I paced the corridors, crying but I didn't care who saw. Put it on Twitter, Instagram, Facebook, I don't care. Louis Tomlinson, brokenhearted. Tearing up. Whatever they'll title it I don't care. They'll hear Shelby died and they'll think I'm back on the market again. I don't think I'll be able to go back out...

I found the room in the ICU. Just looking through the heavy-duty glass I felt a shiver run down my spine-all of the machines imaginable were hooked up to her, her thin, defeated body feeding all of them. I could hear their mechanical hum from outside and held my breath.

The door clicked open and shed light into the room. It smelled of powerful sterilizers and what I could only describe as raw flesh. It was rank and sure to give me a headache, but I wanted to be here for her...while she was here with me.

It was hard to find something on her I could touch. Her face had tubes in her nose and mouth with some strange gelatinous matter on her head in a bag, held to it with a sort of hair net. If I moved just right I could see a long slice of red on the top of her head. The rest of her was worse.

They had numerous machines jabbed into her stomach, thick and thin tubes, processing God knows what. One had a reddish liquid; I was convinced it was blood. Her arms were pocked with IV drips, with numerous serums. The only decency they'd done is bandaged around the holes in her stomach and tied a white cloth over her breasts. They had a thin sheet pulled to her waist on a shitty hospital bed.

"So this is how you're going down, eh button. You're one stubborn cunt. Can't just die, gotta cling to life for as long as possible, no matter how much it hurts. You always were a fighter, baby bunny." I wiped the tears off my face. "How are you? I know you're hurting...I could guess. But are you peaceful? Just-just...wait for me. I can't join you yet, I won't do that to Jamie, but...I guess I'm asking you to go to Heaven. Wait for me at the gates. I don't care how long it takes, I'll find you again. I'll go through Hell and back. That's what this feels like...is that what this is? A test? I've gotta be failing...I don't know what to do, I-I love you doesn't do it for girls anymore, you need brain surgery and and-I love you, I really fucking love you.

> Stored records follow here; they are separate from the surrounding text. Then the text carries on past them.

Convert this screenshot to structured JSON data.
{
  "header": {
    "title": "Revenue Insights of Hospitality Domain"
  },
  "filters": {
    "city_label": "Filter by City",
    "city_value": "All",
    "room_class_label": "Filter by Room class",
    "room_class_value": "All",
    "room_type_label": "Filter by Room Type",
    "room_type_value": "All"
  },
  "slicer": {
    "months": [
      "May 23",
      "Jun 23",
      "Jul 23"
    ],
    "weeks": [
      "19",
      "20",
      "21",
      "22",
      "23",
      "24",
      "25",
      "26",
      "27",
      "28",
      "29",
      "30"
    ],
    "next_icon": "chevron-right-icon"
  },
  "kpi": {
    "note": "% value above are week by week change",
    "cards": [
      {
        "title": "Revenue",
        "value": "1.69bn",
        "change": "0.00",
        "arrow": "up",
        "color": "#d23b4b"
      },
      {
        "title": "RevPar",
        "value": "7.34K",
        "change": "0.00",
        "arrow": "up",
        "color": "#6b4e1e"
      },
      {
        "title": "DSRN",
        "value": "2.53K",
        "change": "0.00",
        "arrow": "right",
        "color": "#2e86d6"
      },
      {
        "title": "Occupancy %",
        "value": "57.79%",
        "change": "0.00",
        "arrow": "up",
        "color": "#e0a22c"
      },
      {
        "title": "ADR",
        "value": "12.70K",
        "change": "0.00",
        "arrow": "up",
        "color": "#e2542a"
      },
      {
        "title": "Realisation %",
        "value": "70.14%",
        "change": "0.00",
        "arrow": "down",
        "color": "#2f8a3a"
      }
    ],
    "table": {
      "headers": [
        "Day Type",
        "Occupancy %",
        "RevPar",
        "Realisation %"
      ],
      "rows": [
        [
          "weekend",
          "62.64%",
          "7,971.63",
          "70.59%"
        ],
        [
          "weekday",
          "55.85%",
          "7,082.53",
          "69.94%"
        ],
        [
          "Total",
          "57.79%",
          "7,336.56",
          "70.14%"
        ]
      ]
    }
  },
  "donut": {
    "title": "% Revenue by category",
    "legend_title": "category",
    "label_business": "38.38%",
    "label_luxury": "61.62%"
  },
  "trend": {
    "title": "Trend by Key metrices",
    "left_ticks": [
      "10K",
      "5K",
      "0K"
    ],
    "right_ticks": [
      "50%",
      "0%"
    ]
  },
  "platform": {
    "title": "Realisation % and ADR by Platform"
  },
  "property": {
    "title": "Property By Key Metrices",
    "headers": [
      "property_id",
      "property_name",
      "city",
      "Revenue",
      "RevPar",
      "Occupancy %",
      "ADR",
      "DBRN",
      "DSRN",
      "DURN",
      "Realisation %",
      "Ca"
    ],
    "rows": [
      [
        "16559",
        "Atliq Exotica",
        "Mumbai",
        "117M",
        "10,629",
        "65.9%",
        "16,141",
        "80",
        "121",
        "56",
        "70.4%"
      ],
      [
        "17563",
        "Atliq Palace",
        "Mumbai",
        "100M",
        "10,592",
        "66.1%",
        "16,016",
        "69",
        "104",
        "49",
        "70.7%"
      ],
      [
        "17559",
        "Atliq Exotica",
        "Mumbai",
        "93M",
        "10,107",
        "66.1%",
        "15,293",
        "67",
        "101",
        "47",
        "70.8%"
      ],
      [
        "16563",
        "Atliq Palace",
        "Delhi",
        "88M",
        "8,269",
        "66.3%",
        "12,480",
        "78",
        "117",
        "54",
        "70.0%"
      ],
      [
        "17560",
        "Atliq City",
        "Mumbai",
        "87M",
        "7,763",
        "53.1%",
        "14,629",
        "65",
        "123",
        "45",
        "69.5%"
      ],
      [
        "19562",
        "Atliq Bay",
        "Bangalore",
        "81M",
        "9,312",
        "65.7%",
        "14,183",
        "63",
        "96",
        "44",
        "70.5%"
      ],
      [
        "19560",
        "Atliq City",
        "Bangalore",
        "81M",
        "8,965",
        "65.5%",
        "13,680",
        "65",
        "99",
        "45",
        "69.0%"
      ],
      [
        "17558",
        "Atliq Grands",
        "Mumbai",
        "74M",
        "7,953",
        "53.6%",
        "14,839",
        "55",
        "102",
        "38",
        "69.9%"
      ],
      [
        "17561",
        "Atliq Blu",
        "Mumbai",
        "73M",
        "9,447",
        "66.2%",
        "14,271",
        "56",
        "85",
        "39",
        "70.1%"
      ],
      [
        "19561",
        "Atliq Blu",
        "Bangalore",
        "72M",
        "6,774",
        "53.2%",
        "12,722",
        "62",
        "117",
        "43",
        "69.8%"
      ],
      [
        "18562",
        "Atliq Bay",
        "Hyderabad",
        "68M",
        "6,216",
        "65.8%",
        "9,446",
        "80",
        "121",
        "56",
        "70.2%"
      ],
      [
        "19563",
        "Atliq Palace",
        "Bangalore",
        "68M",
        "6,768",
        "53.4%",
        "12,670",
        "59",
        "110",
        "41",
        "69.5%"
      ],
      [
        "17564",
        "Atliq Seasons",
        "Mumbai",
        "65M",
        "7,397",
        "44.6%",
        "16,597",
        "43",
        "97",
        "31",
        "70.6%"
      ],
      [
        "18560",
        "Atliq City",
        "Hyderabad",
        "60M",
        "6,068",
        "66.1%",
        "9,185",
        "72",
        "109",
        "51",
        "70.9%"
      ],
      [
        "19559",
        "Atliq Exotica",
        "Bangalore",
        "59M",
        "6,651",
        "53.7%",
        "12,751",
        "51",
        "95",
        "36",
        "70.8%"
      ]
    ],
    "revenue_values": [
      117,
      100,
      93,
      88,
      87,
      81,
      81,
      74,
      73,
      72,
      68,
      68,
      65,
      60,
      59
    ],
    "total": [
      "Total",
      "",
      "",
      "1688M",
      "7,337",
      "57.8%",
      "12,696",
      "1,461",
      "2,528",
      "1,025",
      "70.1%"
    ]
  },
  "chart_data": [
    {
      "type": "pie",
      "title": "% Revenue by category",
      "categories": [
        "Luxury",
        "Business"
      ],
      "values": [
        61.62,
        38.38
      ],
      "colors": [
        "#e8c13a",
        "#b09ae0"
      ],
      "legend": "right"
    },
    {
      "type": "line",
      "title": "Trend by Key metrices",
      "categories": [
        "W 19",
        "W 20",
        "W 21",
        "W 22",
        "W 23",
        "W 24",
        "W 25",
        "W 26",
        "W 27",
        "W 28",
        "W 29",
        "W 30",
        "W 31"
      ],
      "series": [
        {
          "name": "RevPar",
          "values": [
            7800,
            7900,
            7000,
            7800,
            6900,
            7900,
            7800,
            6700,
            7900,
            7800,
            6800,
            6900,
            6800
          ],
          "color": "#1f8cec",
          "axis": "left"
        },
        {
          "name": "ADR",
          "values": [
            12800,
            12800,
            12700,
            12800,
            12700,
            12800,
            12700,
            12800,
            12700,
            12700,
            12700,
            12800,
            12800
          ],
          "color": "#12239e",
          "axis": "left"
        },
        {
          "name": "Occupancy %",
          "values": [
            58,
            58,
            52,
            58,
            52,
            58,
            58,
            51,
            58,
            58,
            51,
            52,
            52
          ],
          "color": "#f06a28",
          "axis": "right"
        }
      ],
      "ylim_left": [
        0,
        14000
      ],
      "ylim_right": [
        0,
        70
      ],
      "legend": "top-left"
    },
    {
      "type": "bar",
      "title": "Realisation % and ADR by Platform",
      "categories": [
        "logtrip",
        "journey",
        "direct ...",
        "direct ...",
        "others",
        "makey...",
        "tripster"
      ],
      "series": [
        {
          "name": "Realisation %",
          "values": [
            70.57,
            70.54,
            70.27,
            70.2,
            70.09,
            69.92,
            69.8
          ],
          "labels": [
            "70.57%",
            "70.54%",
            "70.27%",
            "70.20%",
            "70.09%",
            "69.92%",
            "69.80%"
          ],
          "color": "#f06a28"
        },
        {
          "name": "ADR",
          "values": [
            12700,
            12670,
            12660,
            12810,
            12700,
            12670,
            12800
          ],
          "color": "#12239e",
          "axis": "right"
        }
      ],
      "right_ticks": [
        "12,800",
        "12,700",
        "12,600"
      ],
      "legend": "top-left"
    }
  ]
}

"I know no amount of words will save you, but I'll take it to my grave...I love you. I-I was going to propose to you on our anniversary, take you to the pool, call you over to the water...jump up and kiss you, pulling you under...then we'd watch the sunset, you'd giggle and blush, like you do...then when we walked back to the car, I'd get down on one knee, and present you with a ring. You would've liked it, I think. You had a thing for emeralds. Gorgeous stones. Remind me a bit of Harry's eyes...

"Can you hear me, love? Do you want to speak back to me? Course not...you like just to sit and think on your own at times like these, but...I feel like a child. But I don't want my mum's comfort, I want you. I want you to hold me, and kiss me, and tell me it'll be okay. I want you to say you love me, I want you, you...

"I want you to love me back in your heart."